Gunung Elgon, Kenya, yang memiliki ketinggian 3.000 meter dari dataran di sekitarnya, termasuk salah satu gunung berapitertua di Afrika Timur. Tanahnya mengandung banyak garam, terutama di dalam Gua Kitum yang terdapat pada lerengnya.
Hewan herbivora seperti gajah sangat suka menetap di lereng tersebut karena mereka gemar mencari endapan mineral alami untuk menambah asupan makanan. Mereka tidak mendapatkan jumlah sodium yang mencukupi dari menyantap tanaman dan meminum air gunung, jadi tak mengherankan bila akhirnya melahap tanah asin dan menjilat bebatuan yang kandungan natriumnya cukup tinggi.

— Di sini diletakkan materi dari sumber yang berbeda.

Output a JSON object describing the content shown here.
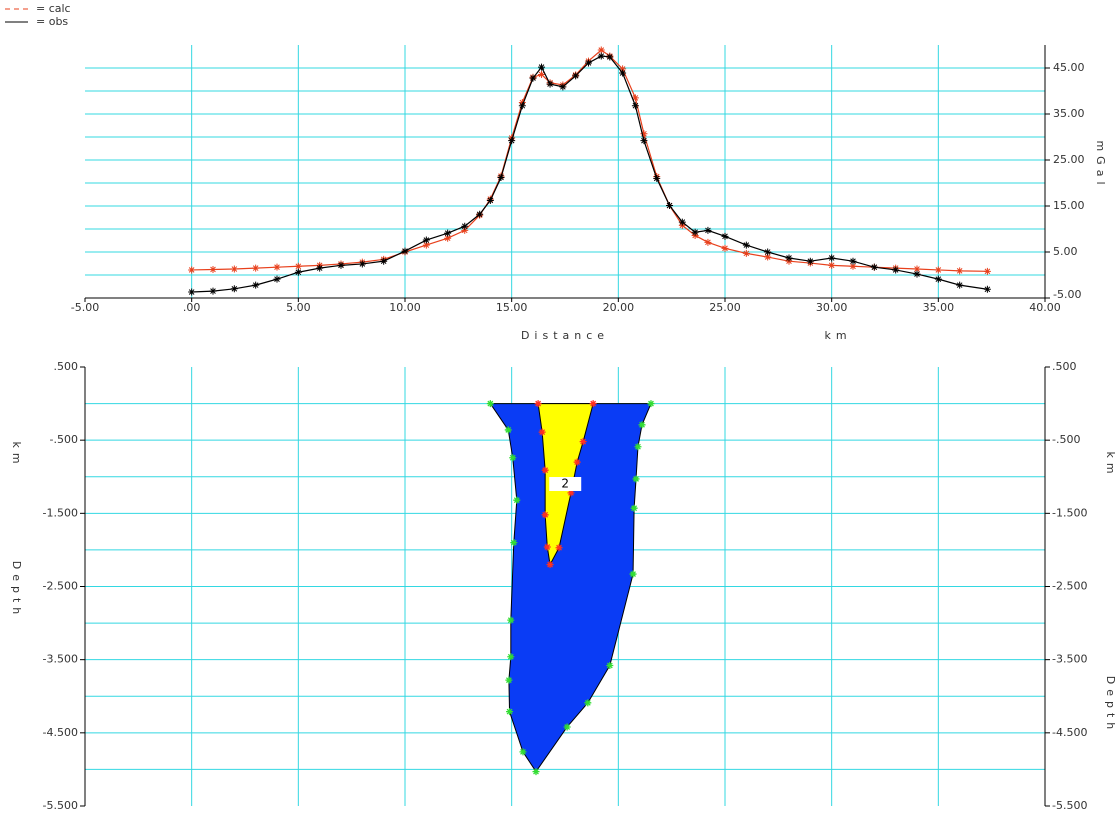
{
  "chart_data": [
    {
      "type": "line",
      "x_label": "Distance",
      "x_unit": "km",
      "y_label": "mGal",
      "xlim": [
        -5,
        40
      ],
      "xticks": [
        {
          "value": -5,
          "label": "-5.00"
        },
        {
          "value": 0,
          "label": ".00"
        },
        {
          "value": 5,
          "label": "5.00"
        },
        {
          "value": 10,
          "label": "10.00"
        },
        {
          "value": 15,
          "label": "15.00"
        },
        {
          "value": 20,
          "label": "20.00"
        },
        {
          "value": 25,
          "label": "25.00"
        },
        {
          "value": 30,
          "label": "30.00"
        },
        {
          "value": 35,
          "label": "35.00"
        },
        {
          "value": 40,
          "label": "40.00"
        }
      ],
      "ylim": [
        -5,
        50
      ],
      "yticks": [
        {
          "value": 45,
          "label": "45.00"
        },
        {
          "value": 35,
          "label": "35.00"
        },
        {
          "value": 25,
          "label": "25.00"
        },
        {
          "value": 15,
          "label": "15.00"
        },
        {
          "value": 5,
          "label": "5.00"
        },
        {
          "value": -5,
          "label": "-5.00"
        }
      ],
      "ygrid": [
        0,
        5,
        10,
        15,
        20,
        25,
        30,
        35,
        40,
        45
      ],
      "grid": true,
      "grid_color": "#33d8e2",
      "x": [
        0,
        1,
        2,
        3,
        4,
        5,
        6,
        7,
        8,
        9,
        10,
        11,
        12,
        12.8,
        13.5,
        14,
        14.5,
        15,
        15.5,
        16,
        16.4,
        16.8,
        17.4,
        18,
        18.6,
        19.2,
        19.6,
        20.2,
        20.8,
        21.2,
        21.8,
        22.4,
        23,
        23.6,
        24.2,
        25,
        26,
        27,
        28,
        29,
        30,
        31,
        32,
        33,
        34,
        35,
        36,
        37.3
      ],
      "series": [
        {
          "name": "= calc",
          "color": "#e8401c",
          "dash": true,
          "values": [
            1.1,
            1.2,
            1.3,
            1.5,
            1.7,
            1.9,
            2.1,
            2.4,
            2.8,
            3.4,
            5.0,
            6.5,
            8.0,
            9.7,
            13.0,
            16.5,
            21.5,
            29.8,
            37.5,
            43.0,
            43.6,
            41.8,
            41.3,
            43.5,
            46.5,
            48.9,
            47.6,
            44.8,
            38.5,
            30.7,
            21.4,
            15.1,
            10.8,
            8.6,
            7.1,
            5.8,
            4.7,
            3.9,
            3.0,
            2.6,
            2.1,
            1.9,
            1.7,
            1.5,
            1.3,
            1.1,
            0.9,
            0.8
          ]
        },
        {
          "name": "= obs",
          "color": "#000000",
          "dash": false,
          "values": [
            -3.7,
            -3.5,
            -3.0,
            -2.2,
            -0.9,
            0.6,
            1.5,
            2.1,
            2.4,
            3.0,
            5.2,
            7.6,
            9.1,
            10.6,
            13.2,
            16.2,
            21.2,
            29.2,
            36.8,
            42.8,
            45.2,
            41.5,
            40.9,
            43.3,
            46.1,
            47.6,
            47.4,
            43.9,
            36.8,
            29.2,
            21.0,
            15.1,
            11.5,
            9.3,
            9.7,
            8.4,
            6.5,
            5.0,
            3.7,
            3.0,
            3.7,
            3.0,
            1.7,
            1.1,
            0.2,
            -0.9,
            -2.2,
            -3.1
          ]
        }
      ]
    },
    {
      "type": "polygon",
      "y_label": "Depth",
      "y_unit": "km",
      "xlim": [
        -5,
        40
      ],
      "xgrid": [
        0,
        5,
        10,
        15,
        20,
        25,
        30,
        35
      ],
      "ylim": [
        -5.5,
        0.5
      ],
      "yticks": [
        {
          "value": 0.5,
          "label": ".500"
        },
        {
          "value": -0.5,
          "label": "-.500"
        },
        {
          "value": -1.5,
          "label": "-1.500"
        },
        {
          "value": -2.5,
          "label": "-2.500"
        },
        {
          "value": -3.5,
          "label": "-3.500"
        },
        {
          "value": -4.5,
          "label": "-4.500"
        },
        {
          "value": -5.5,
          "label": "-5.500"
        }
      ],
      "ygrid": [
        0,
        -0.5,
        -1,
        -1.5,
        -2,
        -2.5,
        -3,
        -3.5,
        -4,
        -4.5,
        -5
      ],
      "grid": true,
      "grid_color": "#33d8e2",
      "bodies": [
        {
          "color": "#0a3cf5",
          "vertex_color": "#33dd33",
          "x": [
            14.0,
            14.84,
            15.05,
            15.24,
            15.1,
            14.96,
            14.96,
            14.87,
            14.9,
            15.53,
            16.14,
            17.6,
            18.57,
            19.6,
            20.69,
            20.74,
            20.83,
            20.92,
            21.11,
            21.53
          ],
          "depth": [
            0,
            -0.36,
            -0.74,
            -1.32,
            -1.9,
            -2.96,
            -3.46,
            -3.78,
            -4.21,
            -4.76,
            -5.03,
            -4.42,
            -4.09,
            -3.58,
            -2.33,
            -1.43,
            -1.03,
            -0.59,
            -0.29,
            0
          ]
        },
        {
          "color": "#ffff00",
          "vertex_color": "#ff3020",
          "label": "2",
          "x": [
            16.24,
            16.43,
            16.57,
            16.57,
            16.67,
            16.8,
            17.22,
            17.78,
            18.07,
            18.35,
            18.82
          ],
          "depth": [
            0,
            -0.39,
            -0.91,
            -1.52,
            -1.96,
            -2.2,
            -1.97,
            -1.22,
            -0.8,
            -0.52,
            0
          ]
        }
      ]
    }
  ]
}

Gajah memang memiliki nafsu makan yang rakus terhadap garam, bahkan satu ekor gajah jantan muda sanggup mengonsumsi 14 hingga 20 kilogram tanah asin dalam 45 menit. Maka, demi memenuhi kebutuhan makan yang berlebihan tersebut, selama ribuan tahun, gerombolan gajah telah belajar secara alami untuk menambang Gua Kitum; terdapat bukti bahwa mereka juga yang memperluas dan memperpanjang ukuran gua itu.
Selain gajah, hewan lain seperti imbabala dan kerbau pula tertarik pada kandungan garam di lereng Gunung Elgon. Perilaku tersebut menguntungkan bagi mereka, namun di sisi lain jua merugikan sebab beberapa predator seperti macan tutul dan hyena dapat menyerang secara tiba-tiba sambil bersembunyi di dalam kegelapan gua.